The parallelism of parts of the implementation is still limited by:
(1) the Python "global interpreter lock" (GIL)
(2) a single corpus-iteration thread, which batches text examples to the worker threads
You've already got a pretty simple corpus-iterator, so that may not be a bottleneck. (Still, if data is coming from a spinning disk, using a faster volume, or bringing it all into RAM, might help a bit.)
The contention from single-threading is likely the larger issue, and often means peak throughput is achieved with 3-8 worker threads, even if more physical cores are available.
The exact optimal number of threads can vary based on things like the system/libraries, meta-parameters and vocabulary-size. For example, increasing the `window`, `negative` count, or vector `size` each cause the highly-optimized multi-threadable code blocks to take longer – thus *lessening* contention and potentially getting more work done 'for free' (from cores that would otherwise be idle). Of course, increasing these values may not in fact obtain optimal results on other project goals.

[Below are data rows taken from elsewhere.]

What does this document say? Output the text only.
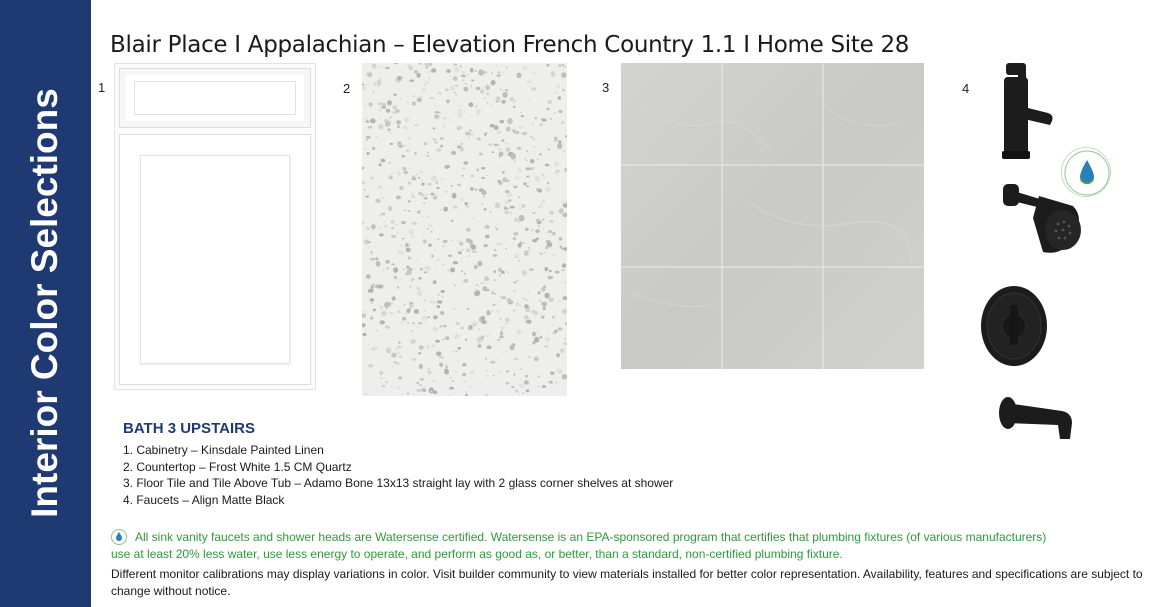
Interior Color Selections
Blair Place I Appalachian – Elevation French Country 1.1 I Home Site 28
1	2	3	4
BATH 3 UPSTAIRS
1. Cabinetry – Kinsdale Painted Linen
2. Countertop – Frost White 1.5 CM Quartz
3. Floor Tile and Tile Above Tub – Adamo Bone 13x13 straight lay with 2 glass corner shelves at shower
4. Faucets – Align Matte Black
All sink vanity faucets and shower heads are Watersense certified. Watersense is an EPA-sponsored program that certifies that plumbing fixtures (of various manufacturers)
use at least 20% less water, use less energy to operate, and perform as good as, or better, than a standard, non-certified plumbing fixture.
Different monitor calibrations may display variations in color. Visit builder community to view materials installed for better color representation. Availability, features and specifications are subject to change without notice.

A few other tangential comments on your set-up:
* using Intel's MKL (as for example installed by the `conda` environment-manager) may outperform OpenBLAS
* it's rare to use PV-DM with summing rather than averaging (your `dm=1, dm_mean=0`)
* keeping words that only appear once (`min_count=1`) or even a few times usually serves more to interfere-with, or dilute, other vectors than to help.
Hope this helps,
- Gordon